Citicoline is a single nucleotide composed of nucleic acid
Citicoline is a single nucleotide composed of nucleic acid, cytosine, pyrophosphate and choline, which is mainly used in clinical treatment of a variety of neurodegenerative diseases, such as Alzheimer's disease, multiple sclerosis, amyotrophic lateral sclerosis and so on. Studies have also shown that citicoline can increase the brain's uptake of dopamine and glutamate, thereby improving cognitive performance. Ciphocholine can also reduce the release of free fatty acids and restore the activity of mitochondrial ATPase and cell membrane Na+/K+ ATPase, thus alleviating brain injury. However, the pathophysiological mechanisms of neurodegenerative diseases are complex and involve cholinergic deficiency, glutamate excitotoxicity, neuroinflammation, immune dysregulation, decreased glucose metabolism, and breakdown of the blood-brain barrier.
Citicoline can stabilize the cell membrane by stimulating S-adenosine-L-methionine, increase the dendrite complexity and spinous process density of motor neuron structure, improve the plasticity of nerves in non-damaged areas, and promote functional recovery.
Citicoline can reduce the level of water-soluble lecithin phosphate by upregating choline phosphate cytidylytransferase (CCT) and inhibit the activity of secretory phospholipase A2(PLA2) or inhibit the activation of PLA2 by inhibiting TNF-a/IL-1b to reduce the loss of phospholipids, thereby increasing the synthesis of phospholipid and repairing nerve membranes.
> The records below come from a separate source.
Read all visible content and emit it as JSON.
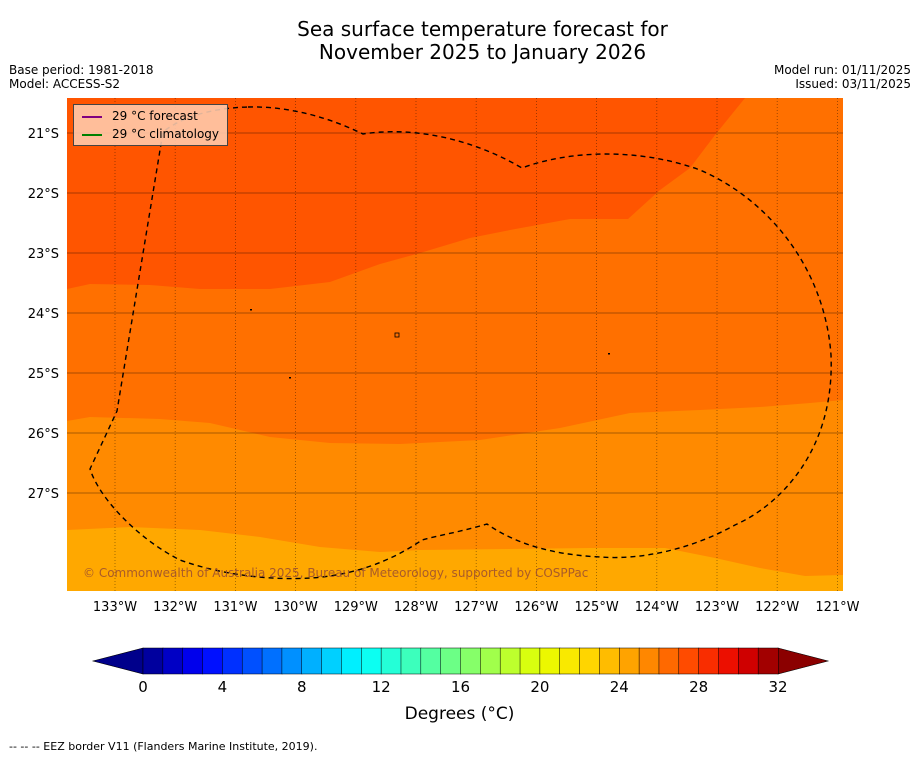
{
  "title_line1": "Sea surface temperature forecast for",
  "title_line2": "November 2025 to January 2026",
  "base_period": "Base period: 1981-2018",
  "model": "Model: ACCESS-S2",
  "model_run": "Model run: 01/11/2025",
  "issued": "Issued: 03/11/2025",
  "legend": [
    {
      "label": "29 °C  forecast",
      "color": "#800080"
    },
    {
      "label": "29 °C  climatology",
      "color": "#008000"
    }
  ],
  "lat_labels": [
    "21°S",
    "22°S",
    "23°S",
    "24°S",
    "25°S",
    "26°S",
    "27°S"
  ],
  "lon_labels": [
    "133°W",
    "132°W",
    "131°W",
    "130°W",
    "129°W",
    "128°W",
    "127°W",
    "126°W",
    "125°W",
    "124°W",
    "123°W",
    "122°W",
    "121°W"
  ],
  "copyright": "© Commonwealth of Australia 2025, Bureau of Meteorology, supported by COSPPac",
  "colorbar": {
    "ticks": [
      "0",
      "4",
      "8",
      "12",
      "16",
      "20",
      "24",
      "28",
      "32"
    ],
    "min": 0,
    "max": 32,
    "step": 1,
    "low_extend_color": "#00008b",
    "high_extend_color": "#8b0000"
  },
  "units_label": "Degrees (°C)",
  "footnote": "--  --  -- EEZ border V11 (Flanders Marine Institute, 2019).",
  "colors": {
    "band_28_29": "#ff5500",
    "band_27_28": "#ff7000",
    "band_26_27": "#ff8a00",
    "band_25_26": "#ffa800"
  }
}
Citicoline can also increase the expression of anti-apoptotic factors such as Bcl-2 and inhibit glutamate release to reduce cytotoxicity.
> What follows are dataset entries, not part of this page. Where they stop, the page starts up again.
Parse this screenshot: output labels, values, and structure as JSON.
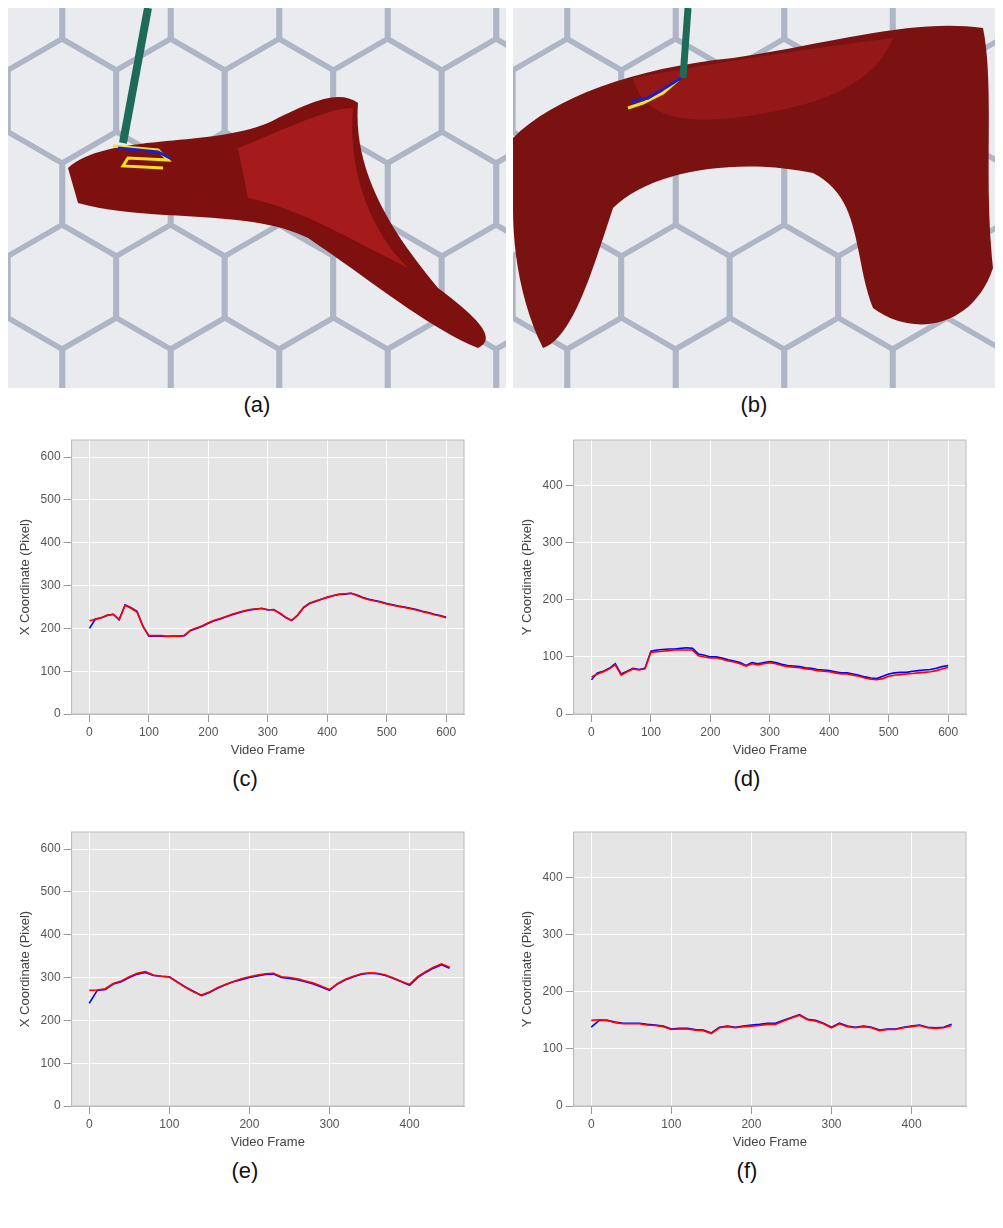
{
  "images": [
    {
      "label": "(a)"
    },
    {
      "label": "(b)"
    }
  ],
  "chart_data": [
    {
      "label": "(c)",
      "type": "line",
      "xlabel": "Video Frame",
      "ylabel": "X Coordinate (Pixel)",
      "xlim": [
        -30,
        630
      ],
      "ylim": [
        0,
        640
      ],
      "xticks": [
        0,
        100,
        200,
        300,
        400,
        500,
        600
      ],
      "yticks": [
        0,
        100,
        200,
        300,
        400,
        500,
        600
      ],
      "grid": true,
      "x": [
        0,
        10,
        20,
        30,
        40,
        50,
        60,
        70,
        80,
        90,
        100,
        110,
        120,
        130,
        140,
        150,
        160,
        170,
        180,
        190,
        200,
        210,
        220,
        230,
        240,
        250,
        260,
        270,
        280,
        290,
        300,
        310,
        320,
        330,
        340,
        350,
        360,
        370,
        380,
        390,
        400,
        410,
        420,
        430,
        440,
        450,
        460,
        470,
        480,
        490,
        500,
        510,
        520,
        530,
        540,
        550,
        560,
        570,
        580,
        590,
        600
      ],
      "series": [
        {
          "color": "#ff0000",
          "values": [
            218,
            221,
            225,
            231,
            233,
            221,
            254,
            247,
            238,
            204,
            183,
            183,
            183,
            182,
            182,
            181,
            184,
            196,
            201,
            206,
            213,
            219,
            223,
            228,
            233,
            237,
            241,
            244,
            246,
            246,
            244,
            243,
            236,
            226,
            219,
            231,
            249,
            259,
            264,
            268,
            273,
            277,
            280,
            281,
            282,
            277,
            271,
            267,
            264,
            261,
            257,
            254,
            251,
            249,
            246,
            243,
            239,
            236,
            232,
            229,
            225
          ]
        },
        {
          "color": "#0000ff",
          "values": [
            200,
            222,
            225,
            230,
            233,
            220,
            255,
            248,
            240,
            205,
            182,
            182,
            182,
            181,
            182,
            182,
            183,
            195,
            200,
            205,
            212,
            218,
            222,
            227,
            232,
            236,
            240,
            243,
            245,
            247,
            243,
            244,
            235,
            225,
            218,
            230,
            248,
            258,
            263,
            268,
            272,
            276,
            279,
            280,
            282,
            278,
            272,
            268,
            265,
            262,
            258,
            255,
            252,
            250,
            247,
            244,
            240,
            237,
            233,
            230,
            226
          ]
        }
      ]
    },
    {
      "label": "(d)",
      "type": "line",
      "xlabel": "Video Frame",
      "ylabel": "Y Coordinate (Pixel)",
      "xlim": [
        -30,
        630
      ],
      "ylim": [
        0,
        480
      ],
      "xticks": [
        0,
        100,
        200,
        300,
        400,
        500,
        600
      ],
      "yticks": [
        0,
        100,
        200,
        300,
        400
      ],
      "grid": true,
      "x": [
        0,
        10,
        20,
        30,
        40,
        50,
        60,
        70,
        80,
        90,
        100,
        110,
        120,
        130,
        140,
        150,
        160,
        170,
        180,
        190,
        200,
        210,
        220,
        230,
        240,
        250,
        260,
        270,
        280,
        290,
        300,
        310,
        320,
        330,
        340,
        350,
        360,
        370,
        380,
        390,
        400,
        410,
        420,
        430,
        440,
        450,
        460,
        470,
        480,
        490,
        500,
        510,
        520,
        530,
        540,
        550,
        560,
        570,
        580,
        590,
        600
      ],
      "series": [
        {
          "color": "#ff0000",
          "values": [
            65,
            70,
            74,
            79,
            86,
            68,
            74,
            79,
            77,
            79,
            108,
            109,
            110,
            111,
            112,
            112,
            112,
            112,
            102,
            100,
            98,
            98,
            96,
            93,
            91,
            88,
            84,
            88,
            86,
            88,
            90,
            88,
            85,
            83,
            82,
            81,
            79,
            78,
            76,
            75,
            74,
            72,
            70,
            70,
            68,
            66,
            63,
            61,
            60,
            62,
            66,
            68,
            69,
            70,
            71,
            72,
            73,
            74,
            76,
            79,
            82
          ]
        },
        {
          "color": "#0000ff",
          "values": [
            60,
            72,
            75,
            80,
            88,
            70,
            75,
            80,
            78,
            80,
            110,
            112,
            113,
            114,
            114,
            115,
            116,
            115,
            105,
            103,
            100,
            100,
            98,
            95,
            93,
            90,
            85,
            90,
            88,
            90,
            92,
            90,
            87,
            85,
            84,
            83,
            81,
            80,
            78,
            77,
            76,
            74,
            72,
            72,
            70,
            68,
            65,
            63,
            62,
            66,
            70,
            72,
            73,
            73,
            75,
            76,
            77,
            78,
            80,
            83,
            85
          ]
        }
      ]
    },
    {
      "label": "(e)",
      "type": "line",
      "xlabel": "Video Frame",
      "ylabel": "X Coordinate (Pixel)",
      "xlim": [
        -22,
        468
      ],
      "ylim": [
        0,
        640
      ],
      "xticks": [
        0,
        100,
        200,
        300,
        400
      ],
      "yticks": [
        0,
        100,
        200,
        300,
        400,
        500,
        600
      ],
      "grid": true,
      "x": [
        0,
        10,
        20,
        30,
        40,
        50,
        60,
        70,
        80,
        90,
        100,
        110,
        120,
        130,
        140,
        150,
        160,
        170,
        180,
        190,
        200,
        210,
        220,
        230,
        240,
        250,
        260,
        270,
        280,
        290,
        300,
        310,
        320,
        330,
        340,
        350,
        360,
        370,
        380,
        390,
        400,
        410,
        420,
        430,
        440,
        450
      ],
      "series": [
        {
          "color": "#ff0000",
          "values": [
            270,
            271,
            274,
            286,
            292,
            302,
            310,
            314,
            306,
            303,
            301,
            289,
            277,
            267,
            259,
            266,
            276,
            284,
            291,
            297,
            302,
            306,
            309,
            310,
            302,
            300,
            297,
            292,
            287,
            280,
            272,
            286,
            296,
            303,
            309,
            311,
            310,
            306,
            299,
            291,
            284,
            302,
            314,
            324,
            332,
            324
          ]
        },
        {
          "color": "#0000ff",
          "values": [
            240,
            270,
            272,
            285,
            290,
            300,
            308,
            312,
            305,
            303,
            302,
            290,
            278,
            268,
            258,
            265,
            275,
            283,
            290,
            295,
            300,
            304,
            307,
            308,
            300,
            298,
            295,
            290,
            285,
            278,
            270,
            285,
            295,
            302,
            308,
            310,
            309,
            305,
            298,
            290,
            282,
            300,
            312,
            322,
            330,
            322
          ]
        }
      ]
    },
    {
      "label": "(f)",
      "type": "line",
      "xlabel": "Video Frame",
      "ylabel": "Y Coordinate (Pixel)",
      "xlim": [
        -22,
        468
      ],
      "ylim": [
        0,
        480
      ],
      "xticks": [
        0,
        100,
        200,
        300,
        400
      ],
      "yticks": [
        0,
        100,
        200,
        300,
        400
      ],
      "grid": true,
      "x": [
        0,
        10,
        20,
        30,
        40,
        50,
        60,
        70,
        80,
        90,
        100,
        110,
        120,
        130,
        140,
        150,
        160,
        170,
        180,
        190,
        200,
        210,
        220,
        230,
        240,
        250,
        260,
        270,
        280,
        290,
        300,
        310,
        320,
        330,
        340,
        350,
        360,
        370,
        380,
        390,
        400,
        410,
        420,
        430,
        440,
        450
      ],
      "series": [
        {
          "color": "#ff0000",
          "values": [
            150,
            151,
            150,
            146,
            144,
            144,
            144,
            142,
            141,
            139,
            134,
            135,
            135,
            133,
            132,
            127,
            137,
            139,
            137,
            139,
            140,
            141,
            143,
            143,
            149,
            154,
            159,
            151,
            149,
            144,
            137,
            144,
            139,
            137,
            139,
            137,
            132,
            134,
            134,
            137,
            139,
            141,
            137,
            136,
            137,
            141
          ]
        },
        {
          "color": "#0000ff",
          "values": [
            138,
            150,
            150,
            147,
            145,
            145,
            145,
            143,
            142,
            140,
            135,
            136,
            136,
            134,
            133,
            128,
            138,
            140,
            138,
            140,
            142,
            143,
            145,
            145,
            150,
            155,
            160,
            152,
            150,
            145,
            138,
            145,
            140,
            138,
            140,
            138,
            133,
            135,
            135,
            138,
            140,
            142,
            138,
            137,
            138,
            143
          ]
        }
      ]
    }
  ]
}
Ciphocholine promotes rapid repair of damaged cell surfaces and mitochondrial membranes, maintains cell tightness and biological function, and reduces free fatty acid release, thereby reducing toxic oxygenated metabolites and free radical production.
Citicoline can increase vasopressin and plasma adrenotropin levels, and stimulate the release of growth hormone, thyrotropin and luteinizing hormone.
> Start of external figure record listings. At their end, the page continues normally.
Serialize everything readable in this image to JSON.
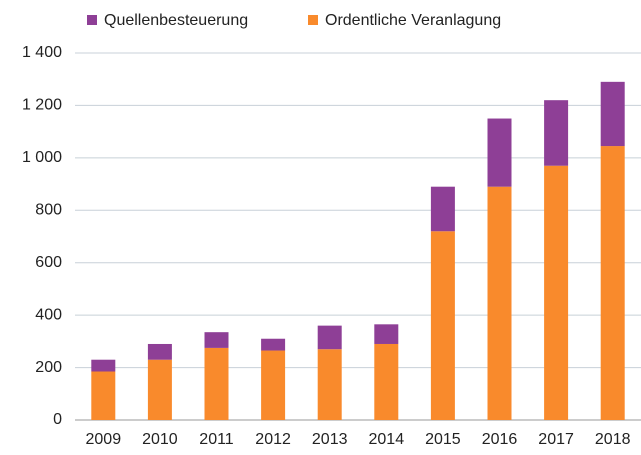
{
  "chart_data": {
    "type": "stacked_bar",
    "categories": [
      "2009",
      "2010",
      "2011",
      "2012",
      "2013",
      "2014",
      "2015",
      "2016",
      "2017",
      "2018"
    ],
    "series": [
      {
        "name": "Quellenbesteuerung",
        "color": "#8e3f96",
        "values": [
          45,
          60,
          60,
          45,
          90,
          75,
          170,
          260,
          250,
          245
        ]
      },
      {
        "name": "Ordentliche Veranlagung",
        "color": "#f98a2c",
        "values": [
          185,
          230,
          275,
          265,
          270,
          290,
          720,
          890,
          970,
          1045
        ]
      }
    ],
    "ylim": [
      0,
      1400
    ],
    "yticks": [
      0,
      200,
      400,
      600,
      800,
      {
        "value": 1000,
        "label": "1 000"
      },
      {
        "value": 1200,
        "label": "1 200"
      },
      {
        "value": 1400,
        "label": "1 400"
      }
    ],
    "grid": true
  }
}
There are many preparation methods of citicoline sodium, mainly three ways.
One is microbial fermentation. This method has some problems such as low product concentration and unstable yield.
One is organic chemical synthesis. There are some problems in this method, such as the product is difficult to separate from shrinkage mixture, not suitable for medicinal use, low reaction conversion rate, many by-products, high cost and serious environmental pollution.
There is also an enzymatic synthesis method, such as the use of beer yeast mud and other microorganisms for biosynthesis. The free brewer's yeast mud cells were used for enzymatic synthesis. The process was simple, the conversion rate was high and the cost was low. The production process of citicoline sodium synthesized by enzymatic synthesis can be divided into two parts: enzymatic synthesis process and extraction and purification process.
Taken orally, it is rapidly absorbed, hydrolyzed in the intestine and liver to choline and cytosine, which enter the bloodstream, cross the blood-brain barrier, and recombine into citicoline in the central nervous system, where 80% of phospholipid synthesis is affected by citicoline concentration in the body.
In addition, citicoline is converted to acetylcholine in the central nervous system and oxidized to betaine in the kidneys and liver. The water solubility of citicoline is good, the bioavailability is as high as 90%, and only less than 1% is excreted in the stool after oral administration. There are 2 peaks of absorption in plasma, 1 hour and 24 hours after ingestion.
In rat models, levels of radiolabelled citicoline increased steadily in the brain 10 hours after ingestion and were widely distributed in the white and gray matter of the brain. High concentrations remain at 48 hours, and its elimination is very slow, with only a small amount excreted daily through urine, feces, and respiration. Exogenous ingestion of citicoline can promote rapid repair of damaged cell membranes and mitochondria, maintain cell integrity and biological performance, and inhibit apoptosis and death.